The show consisted of two separate comedy cabaret acts by two women performers, both of whom were ‘popping the cherry’ of their first solo stage acts. Jenna Ray and Harriet Jane portrayed disparate content, but with matched enthusiasm that made for a hilarious and riveting night.
Jenna started her performance with a burlesque-style spectacle of making her bed, which left herself and the the audience breathless. We sat anticipating Jenna’s painfully honest look at all things masturbation and sex.
Jenna used her natural charisma to her advantage throughout the show—she excelled at goading the audience to participate without the awkwardness that usually accompanies interactive theatre. From relatable musings about Kate McKinnon to a High School Musical song and dance number about deciding on a career path, Jenna delved into the many random places our thoughts stray to in the shower.
Self-appointed professor Harriet Jane then took the stage to take us on a journey through the online world of the Flat Earth conspiracy theory. After taking in her incredible outfit choice—complete with ripped fishnet stockings, a pink leather look skirt and a huge purple fur coat—the audience was led into quite disturbing territory. But Harriet managed to make the heavy-weight topics of the prevalence of of anti-semitism and alt-right discourse humorous, with her scathing commentary and quirky mannerisms.

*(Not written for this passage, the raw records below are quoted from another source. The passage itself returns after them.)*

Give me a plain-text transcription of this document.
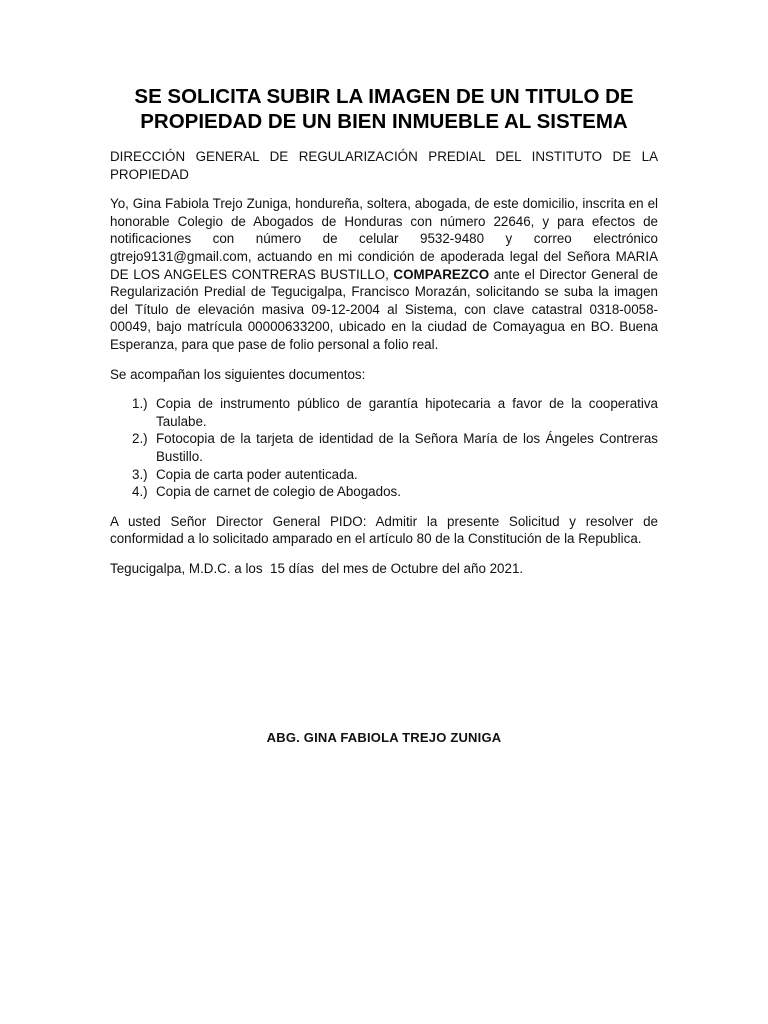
SE SOLICITA SUBIR LA IMAGEN DE UN TITULO DE
PROPIEDAD DE UN BIEN INMUEBLE AL SISTEMA

DIRECCIÓN GENERAL DE REGULARIZACIÓN PREDIAL DEL INSTITUTO DE LA PROPIEDAD

Yo, Gina Fabiola Trejo Zuniga, hondureña, soltera, abogada, de este domicilio, inscrita en el honorable Colegio de Abogados de Honduras con número 22646, y para efectos de notificaciones con número de celular 9532-9480 y correo electrónico gtrejo9131@gmail.com, actuando en mi condición de apoderada legal del Señora MARIA DE LOS ANGELES CONTRERAS BUSTILLO, COMPAREZCO ante el Director General de Regularización Predial de Tegucigalpa, Francisco Morazán, solicitando se suba la imagen del Título de elevación masiva 09-12-2004 al Sistema, con clave catastral 0318-0058-00049, bajo matrícula 00000633200, ubicado en la ciudad de Comayagua en BO. Buena Esperanza, para que pase de folio personal a folio real.

Se acompañan los siguientes documentos:

1.) Copia de instrumento público de garantía hipotecaria a favor de la cooperativa Taulabe.
2.) Fotocopia de la tarjeta de identidad de la Señora María de los Ángeles Contreras Bustillo.
3.) Copia de carta poder autenticada.
4.) Copia de carnet de colegio de Abogados.

A usted Señor Director General PIDO: Admitir la presente Solicitud y resolver de conformidad a lo solicitado amparado en el artículo 80 de la Constitución de la Republica.

Tegucigalpa, M.D.C. a los  15 días  del mes de Octubre del año 2021.

ABG. GINA FABIOLA TREJO ZUNIGA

Harriet’s set eventually dove into on a more stock standard stand up style, which she made relatable by checking her notes every so often. But the lecture style of Harriet’s stand up—especially her earnest proclamations about opening our eyes to the truth around us— felt jarring after Jenna’s boisterous cabaret act. This lack of cohesion is expected when two very different shows are placed in one, but having no thematic consistency makes an audience wonder what the experience would have been like if these had been two separate shows.
Harriet and Jenna nonetheless appeared totally at ease on stage throughout the show, battling technical and sound difficulties with the coolness of seasoned performers. Their witty and compelling show was a perfect example of why the Sydney Fringe Festival is so important; it gives us the significant opportunity to see acts with a creativity and intelligence not often present in mainstream comedy.
These funny ladies return to the stage on Thursday 20th September in the final showing of Two Girls One Show, an ‘educational and hopefully funny’ experience one cannot miss.